Ale znów: w okolicach Zabrza można usłyszeć, że wewnętrzne spory nie mają wpływu na transfery. Jeśli nic się nie wysypie, to na początku przyszłego tygodnia Górnik ma podpisać umowę z bramkarzem i obrońcą.
Jeżeli chodzi o golkipera, to najczęściej pada nazwisko Macieja Gostomskiego, choć nie wszyscy (również w klubie) są przekonani, czy to dobry wybór.
Hołownia?

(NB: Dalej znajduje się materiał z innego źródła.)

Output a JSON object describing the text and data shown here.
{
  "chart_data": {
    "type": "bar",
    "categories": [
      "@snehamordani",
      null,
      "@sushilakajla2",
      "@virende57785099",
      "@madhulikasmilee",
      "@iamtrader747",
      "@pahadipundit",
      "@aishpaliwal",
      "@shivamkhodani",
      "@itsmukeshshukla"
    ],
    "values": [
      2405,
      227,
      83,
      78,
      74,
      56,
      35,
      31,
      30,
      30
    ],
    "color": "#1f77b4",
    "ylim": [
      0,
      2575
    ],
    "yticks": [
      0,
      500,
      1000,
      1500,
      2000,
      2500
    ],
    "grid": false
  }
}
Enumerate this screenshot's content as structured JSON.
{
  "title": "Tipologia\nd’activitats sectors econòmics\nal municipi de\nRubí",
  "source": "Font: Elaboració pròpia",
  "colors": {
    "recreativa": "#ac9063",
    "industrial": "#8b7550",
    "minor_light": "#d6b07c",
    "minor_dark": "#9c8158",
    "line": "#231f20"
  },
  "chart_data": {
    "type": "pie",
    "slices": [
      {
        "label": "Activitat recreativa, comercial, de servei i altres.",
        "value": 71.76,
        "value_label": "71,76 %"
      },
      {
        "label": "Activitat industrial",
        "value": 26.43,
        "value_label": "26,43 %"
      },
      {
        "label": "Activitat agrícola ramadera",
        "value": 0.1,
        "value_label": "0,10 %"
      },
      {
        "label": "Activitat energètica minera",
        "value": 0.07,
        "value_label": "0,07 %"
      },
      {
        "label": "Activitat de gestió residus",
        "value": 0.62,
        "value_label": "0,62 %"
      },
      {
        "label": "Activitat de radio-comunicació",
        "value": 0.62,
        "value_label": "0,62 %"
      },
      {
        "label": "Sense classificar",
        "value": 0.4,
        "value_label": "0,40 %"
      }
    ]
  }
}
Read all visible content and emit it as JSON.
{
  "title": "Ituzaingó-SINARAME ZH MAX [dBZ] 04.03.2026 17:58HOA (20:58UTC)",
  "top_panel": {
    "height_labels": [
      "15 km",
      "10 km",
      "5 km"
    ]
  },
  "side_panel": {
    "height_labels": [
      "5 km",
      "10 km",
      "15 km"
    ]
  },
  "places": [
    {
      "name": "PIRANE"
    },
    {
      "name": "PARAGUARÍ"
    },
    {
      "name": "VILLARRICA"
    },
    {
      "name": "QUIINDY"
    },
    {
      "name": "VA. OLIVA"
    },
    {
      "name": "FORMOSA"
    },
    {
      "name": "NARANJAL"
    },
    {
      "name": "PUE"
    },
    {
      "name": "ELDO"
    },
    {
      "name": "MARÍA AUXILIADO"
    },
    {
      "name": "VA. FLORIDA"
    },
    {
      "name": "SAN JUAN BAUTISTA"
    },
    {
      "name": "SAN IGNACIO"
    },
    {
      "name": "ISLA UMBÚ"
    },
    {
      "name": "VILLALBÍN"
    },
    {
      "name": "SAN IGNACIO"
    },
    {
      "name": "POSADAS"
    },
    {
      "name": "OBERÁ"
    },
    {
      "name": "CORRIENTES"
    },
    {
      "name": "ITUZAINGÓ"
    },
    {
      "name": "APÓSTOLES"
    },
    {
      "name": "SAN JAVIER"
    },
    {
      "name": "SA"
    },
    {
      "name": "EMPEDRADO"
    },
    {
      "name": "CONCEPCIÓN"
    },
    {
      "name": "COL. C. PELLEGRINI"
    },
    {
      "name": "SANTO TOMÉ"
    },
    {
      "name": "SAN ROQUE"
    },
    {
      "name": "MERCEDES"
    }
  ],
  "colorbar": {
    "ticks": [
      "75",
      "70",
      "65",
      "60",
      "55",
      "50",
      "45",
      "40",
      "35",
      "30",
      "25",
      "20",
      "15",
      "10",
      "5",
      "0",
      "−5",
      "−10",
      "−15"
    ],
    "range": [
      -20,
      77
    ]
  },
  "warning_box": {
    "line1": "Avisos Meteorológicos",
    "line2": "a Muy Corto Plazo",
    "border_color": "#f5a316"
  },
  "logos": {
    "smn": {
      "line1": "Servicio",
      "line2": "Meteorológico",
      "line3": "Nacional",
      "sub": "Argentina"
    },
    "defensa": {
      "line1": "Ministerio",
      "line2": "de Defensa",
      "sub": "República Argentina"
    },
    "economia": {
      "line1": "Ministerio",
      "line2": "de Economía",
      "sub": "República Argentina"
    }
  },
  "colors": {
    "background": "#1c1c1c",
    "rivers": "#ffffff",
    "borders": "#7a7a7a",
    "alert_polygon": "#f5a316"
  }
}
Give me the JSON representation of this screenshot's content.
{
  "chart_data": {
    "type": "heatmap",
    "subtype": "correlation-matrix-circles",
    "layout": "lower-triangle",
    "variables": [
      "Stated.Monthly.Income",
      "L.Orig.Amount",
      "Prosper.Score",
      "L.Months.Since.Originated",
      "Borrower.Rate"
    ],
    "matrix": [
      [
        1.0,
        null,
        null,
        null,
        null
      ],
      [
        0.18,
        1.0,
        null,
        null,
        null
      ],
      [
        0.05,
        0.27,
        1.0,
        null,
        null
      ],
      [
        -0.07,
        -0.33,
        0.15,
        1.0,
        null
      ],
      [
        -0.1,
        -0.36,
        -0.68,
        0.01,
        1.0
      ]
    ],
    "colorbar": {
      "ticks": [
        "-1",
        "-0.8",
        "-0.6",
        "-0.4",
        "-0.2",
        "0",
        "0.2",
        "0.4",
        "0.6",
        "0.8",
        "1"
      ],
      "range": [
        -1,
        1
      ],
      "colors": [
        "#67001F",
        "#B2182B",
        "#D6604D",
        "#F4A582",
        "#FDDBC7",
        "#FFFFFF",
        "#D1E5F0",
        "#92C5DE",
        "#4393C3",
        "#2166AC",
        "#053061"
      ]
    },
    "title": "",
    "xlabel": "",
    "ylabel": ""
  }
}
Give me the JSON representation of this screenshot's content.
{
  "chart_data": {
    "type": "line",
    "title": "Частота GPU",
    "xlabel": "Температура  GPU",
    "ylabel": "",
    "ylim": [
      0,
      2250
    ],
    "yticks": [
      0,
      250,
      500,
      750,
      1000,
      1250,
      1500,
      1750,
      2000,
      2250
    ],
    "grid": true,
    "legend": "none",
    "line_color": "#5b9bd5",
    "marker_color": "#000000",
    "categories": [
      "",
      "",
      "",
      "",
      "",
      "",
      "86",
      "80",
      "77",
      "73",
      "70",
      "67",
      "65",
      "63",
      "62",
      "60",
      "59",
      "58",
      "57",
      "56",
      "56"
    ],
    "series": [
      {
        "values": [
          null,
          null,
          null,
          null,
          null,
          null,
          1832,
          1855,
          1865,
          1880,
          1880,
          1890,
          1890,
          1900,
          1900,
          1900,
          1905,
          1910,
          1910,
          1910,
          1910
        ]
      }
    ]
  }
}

To wciąż możliwe
Co do obrońcy, to może chodzić o Mateusza Hołownię. Jak informowały WP SportoweFakty, Górnik jest nim mocno zainteresowany. Z tego co słyszymy ta sprawa wciąż jest otwarta.
Do Zabrza nie trafi natomiast Gruzin Davit Volkovi, o którym pisaliśmy w kontekście tego klubu. Wprawdzie kilka polskich zespołów było nim zainteresowanych, ale ostatecznie, z różnych powodów, ten napastnik w Polsce nie zagra. Z naszych informacji wynika, że zostanie na kolejny sezon w Azerbejdżanie.